Шофер в ответ невидимо хохотнул, и Прищепкин почувствовал его совсем близко.

– Смотри, смотри, в небо смотри, над головой ровно, – заторопясь, заволновавшись, велел вдруг голос. Прищепкин, ничего не поняв, послушно взодрал голову, – ночь стояла безлунная, но полная звезд, светившихся так, как они светятся только в летнюю теплую пору: чистым, ясным мерцающим светом, без всякой колющей глаза остроты.

– Что? – спросил Прищепкин.

– Да летит, не видишь? Над головой ровно, – так же волнуясь, ответил голос.

Прищепкин увидел.

Наискось через эту полосу звездного неба над дорогой скоро бежала звезда – плыла себе невозмутимо среди стоящих, спокойных, вечных, какой-то спутник среди множества тех, что летели сейчас так же где-то в других небесных пространствах, может быть, советский «Космос», может быть, американский коммерческий или шпион, а может быть, и сам «Салют», космическая стационарная станция с работающим экипажем на борту, кто знает?

И тут Прищепкин ощутил себя маленьким, едва осознавшим себя и свое существование на этом свете мальчиком, тоже лето, только не ночь еще, а поздние, на земле совсем загустившиеся в синюю темь сумерки, со светлым по одному из краев небом, и вот из этого светлого края неба, бледная, помаргивая, временами совсем пропадая, но тут же и возникая вновь, выплывает звездочка и плывет, плывет, наливаясь все большей светящейся силой, к темному краю, а вокруг толпа, много чьих-то больших ног, и все кричат, хлопают друг друга по спинам, по плечам, и он тоже кричит, захлебываясь от непонятного восторга, а его рука в большой теплой руке – кто это был, мать, отец? То была пора, когда во всем космосе летало два ли, три ли, четыре ли спутника, и в местной газете печатались сообщения, в какое время, в какой части неба можно будет наблюдать тот или другой спутник, и, видимо, весь их рабочий поселок от мала до велика высыпал в это время на улицу посмотреть на искусственную бегущую звезду. Сколько воды утекло! Отец был тогда простым инженером, а стал главным человеком в этом поселке, и приятно сейчас, наезжая в родительский дом, знать, что отец твой здесь – царь и бог…
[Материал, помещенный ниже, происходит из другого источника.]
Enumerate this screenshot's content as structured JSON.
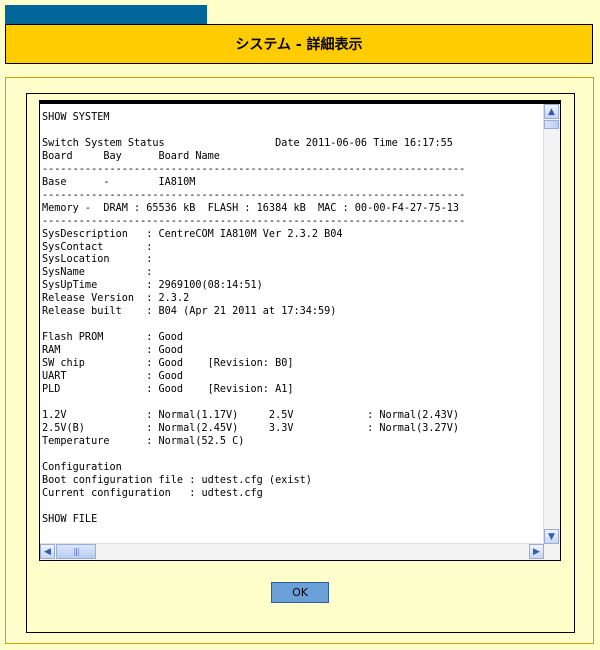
{
  "header": {
    "title": "システム - 詳細表示"
  },
  "output": {
    "text": "SHOW SYSTEM\n\nSwitch System Status                  Date 2011-06-06 Time 16:17:55\nBoard     Bay      Board Name\n---------------------------------------------------------------------\nBase      -        IA810M\n---------------------------------------------------------------------\nMemory -  DRAM : 65536 kB  FLASH : 16384 kB  MAC : 00-00-F4-27-75-13\n---------------------------------------------------------------------\nSysDescription   : CentreCOM IA810M Ver 2.3.2 B04\nSysContact       :\nSysLocation      :\nSysName          :\nSysUpTime        : 2969100(08:14:51)\nRelease Version  : 2.3.2\nRelease built    : B04 (Apr 21 2011 at 17:34:59)\n\nFlash PROM       : Good\nRAM              : Good\nSW chip          : Good    [Revision: B0]\nUART             : Good\nPLD              : Good    [Revision: A1]\n\n1.2V             : Normal(1.17V)     2.5V            : Normal(2.43V)\n2.5V(B)          : Normal(2.45V)     3.3V            : Normal(3.27V)\nTemperature      : Normal(52.5 C)\n\nConfiguration\nBoot configuration file : udtest.cfg (exist)\nCurrent configuration   : udtest.cfg\n\nSHOW FILE"
  },
  "buttons": {
    "ok_label": "OK"
  },
  "icons": {
    "scroll_up": "triangle-up",
    "scroll_down": "triangle-down",
    "scroll_left": "triangle-left",
    "scroll_right": "triangle-right"
  },
  "colors": {
    "background": "#ffffcc",
    "header_bar": "#ffcc00",
    "top_tab": "#006699",
    "ok_button": "#6a9fd8"
  }
}
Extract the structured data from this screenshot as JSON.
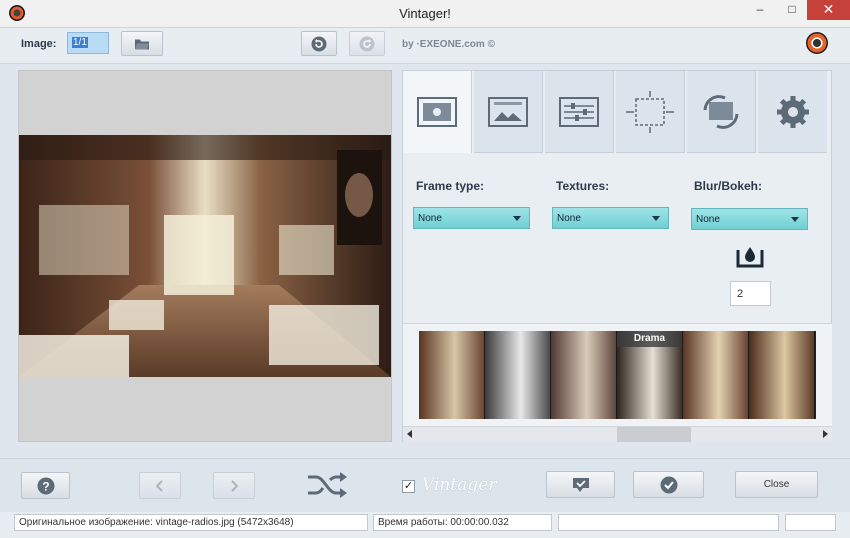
{
  "window": {
    "title": "Vintager!",
    "minimize_glyph": "–",
    "maximize_glyph": "□",
    "close_glyph": "✕"
  },
  "toolbar": {
    "image_label": "Image:",
    "image_value": "1/1",
    "brand_text": "by ·EXEONE.com ©",
    "icons": [
      "folder-icon",
      "undo-icon",
      "redo-icon",
      "app-logo"
    ]
  },
  "tabs": [
    {
      "name": "frame-tab",
      "icon": "frame-icon"
    },
    {
      "name": "textures-tab",
      "icon": "textures-icon"
    },
    {
      "name": "adjust-tab",
      "icon": "sliders-icon"
    },
    {
      "name": "crop-tab",
      "icon": "crop-icon"
    },
    {
      "name": "rotate-tab",
      "icon": "rotate-icon"
    },
    {
      "name": "settings-tab",
      "icon": "gear-icon"
    }
  ],
  "options": {
    "frame_type": {
      "label": "Frame type:",
      "value": "None"
    },
    "textures": {
      "label": "Textures:",
      "value": "None"
    },
    "blur": {
      "label": "Blur/Bokeh:",
      "value": "None"
    },
    "blur_amount": "2"
  },
  "presets": {
    "highlight_label": "Drama"
  },
  "bottom": {
    "vintager_checked": true,
    "vintager_label": "Vintager",
    "close_label": "Close"
  },
  "status": {
    "original": "Оригинальное изображение: vintage-radios.jpg (5472x3648)",
    "time": "Время работы: 00:00:00.032",
    "extra1": "",
    "extra2": ""
  },
  "colors": {
    "accent": "#6fcfd3",
    "close_red": "#c7413b"
  }
}
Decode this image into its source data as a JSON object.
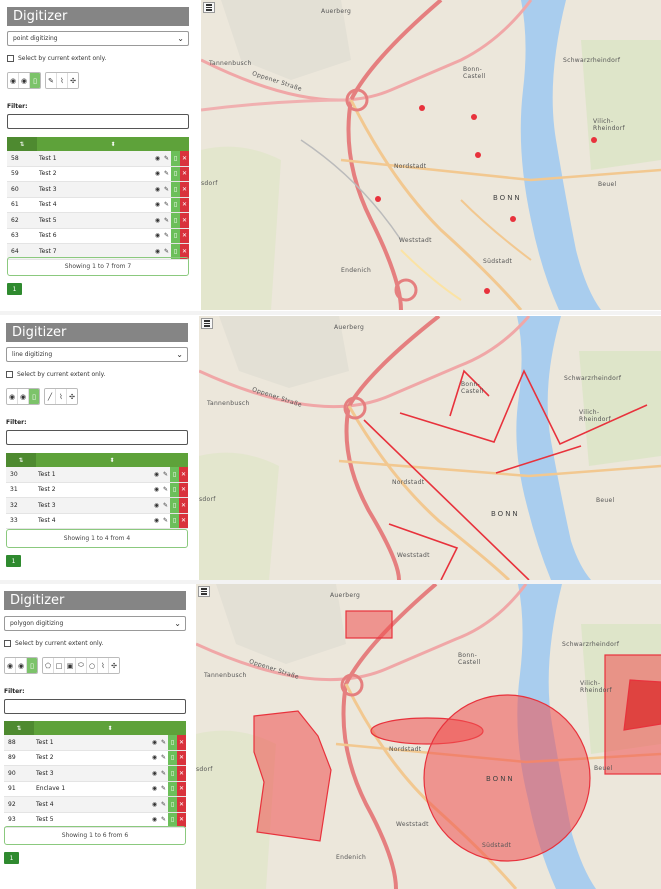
{
  "panels": [
    {
      "title": "Digitizer",
      "mode": "point digitizing",
      "extent_checkbox": "Select by current extent only.",
      "filter_label": "Filter:",
      "rows": [
        {
          "id": "58",
          "name": "Test 1"
        },
        {
          "id": "59",
          "name": "Test 2"
        },
        {
          "id": "60",
          "name": "Test 3"
        },
        {
          "id": "61",
          "name": "Test 4"
        },
        {
          "id": "62",
          "name": "Test 5"
        },
        {
          "id": "63",
          "name": "Test 6"
        },
        {
          "id": "64",
          "name": "Test 7"
        }
      ],
      "showing": "Showing 1 to 7 from 7",
      "page": "1"
    },
    {
      "title": "Digitizer",
      "mode": "line digitizing",
      "extent_checkbox": "Select by current extent only.",
      "filter_label": "Filter:",
      "rows": [
        {
          "id": "30",
          "name": "Test 1"
        },
        {
          "id": "31",
          "name": "Test 2"
        },
        {
          "id": "32",
          "name": "Test 3"
        },
        {
          "id": "33",
          "name": "Test 4"
        }
      ],
      "showing": "Showing 1 to 4 from 4",
      "page": "1"
    },
    {
      "title": "Digitizer",
      "mode": "polygon digitizing",
      "extent_checkbox": "Select by current extent only.",
      "filter_label": "Filter:",
      "rows": [
        {
          "id": "88",
          "name": "Test 1"
        },
        {
          "id": "89",
          "name": "Test 2"
        },
        {
          "id": "90",
          "name": "Test 3"
        },
        {
          "id": "91",
          "name": "Enclave 1"
        },
        {
          "id": "92",
          "name": "Test 4"
        },
        {
          "id": "93",
          "name": "Test 5"
        }
      ],
      "showing": "Showing 1 to 6 from 6",
      "page": "1"
    }
  ],
  "map_labels": {
    "auerberg": "Auerberg",
    "tannenbusch": "Tannenbusch",
    "oppener": "Oppener Straße",
    "bonn_castell": "Bonn-Castell",
    "schwarzrheindorf": "Schwarzrheindorf",
    "vilich": "Vilich-Rheindorf",
    "nordstadt": "Nordstadt",
    "bonn": "BONN",
    "beuel": "Beuel",
    "weststadt": "Weststadt",
    "suedstadt": "Südstadt",
    "endenich": "Endenich",
    "dorf": "sdorf"
  },
  "colors": {
    "header_gray": "#858585",
    "table_green": "#5ea23a",
    "active_green": "#7cc36a",
    "delete_red": "#d9323c",
    "feature_red": "#e8323c",
    "river": "#a9cdee"
  },
  "icons": [
    "menu-icon",
    "chevron-down-icon",
    "eye-icon",
    "edit-icon",
    "zoom-icon",
    "close-icon",
    "sort-icon"
  ]
}
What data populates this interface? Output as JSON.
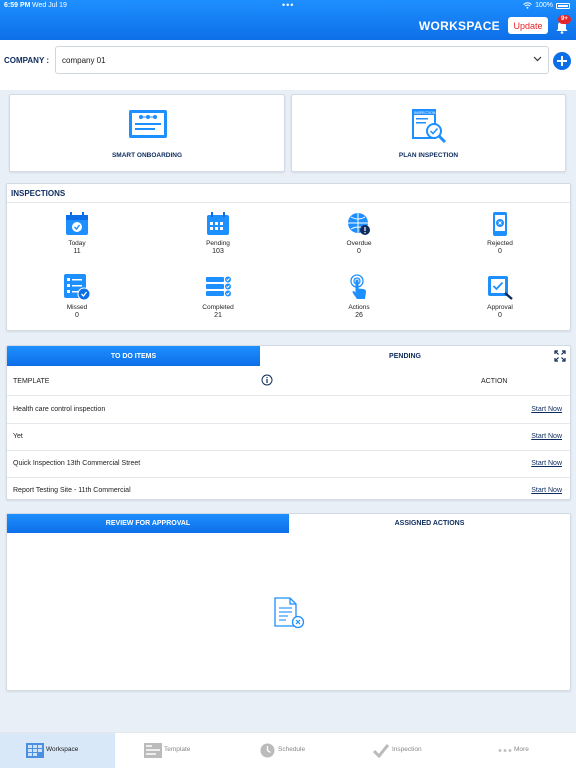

Спутник долетел до края звездной полосы, исчез, мелькнул еще несколько раз – видимо, между ветвями – и исчез насовсем.

– А? – спросил голос шофера. – В сотый, поди, раз вижу, а всегда, как в под дых ударяет.

– Да, – согласился Прищепкин. – Впечатляет.

– Ну, давай. Не спеши, – сказал шофер, отходя. И хохотнул: – Ночь впереди длинная. К утру доедем.

Спустя, однако, недолгое время – только, наверно, поднялся и сел на свое сиденье, – он посигналил.

Прищепкин вздрогнул: так неожидан, так громок был звук клаксона после этого зрелища несущейся в черной бездне космоса искусственной, рукотворной звезды.

Не хотелось возвращаться в автобус. Казалось, что-то важное, необходимое, только не успевшее еще отлиться в слова открылось ему, когда смотрел на проплывающий в небе спутник, какое-то мгновение – и оно должно было, наконец, отлиться в слова, сделаться ясным, понятным, даться, наконец, в руки, но для того нужно было постоять в этой ночной темени сколько-то еще.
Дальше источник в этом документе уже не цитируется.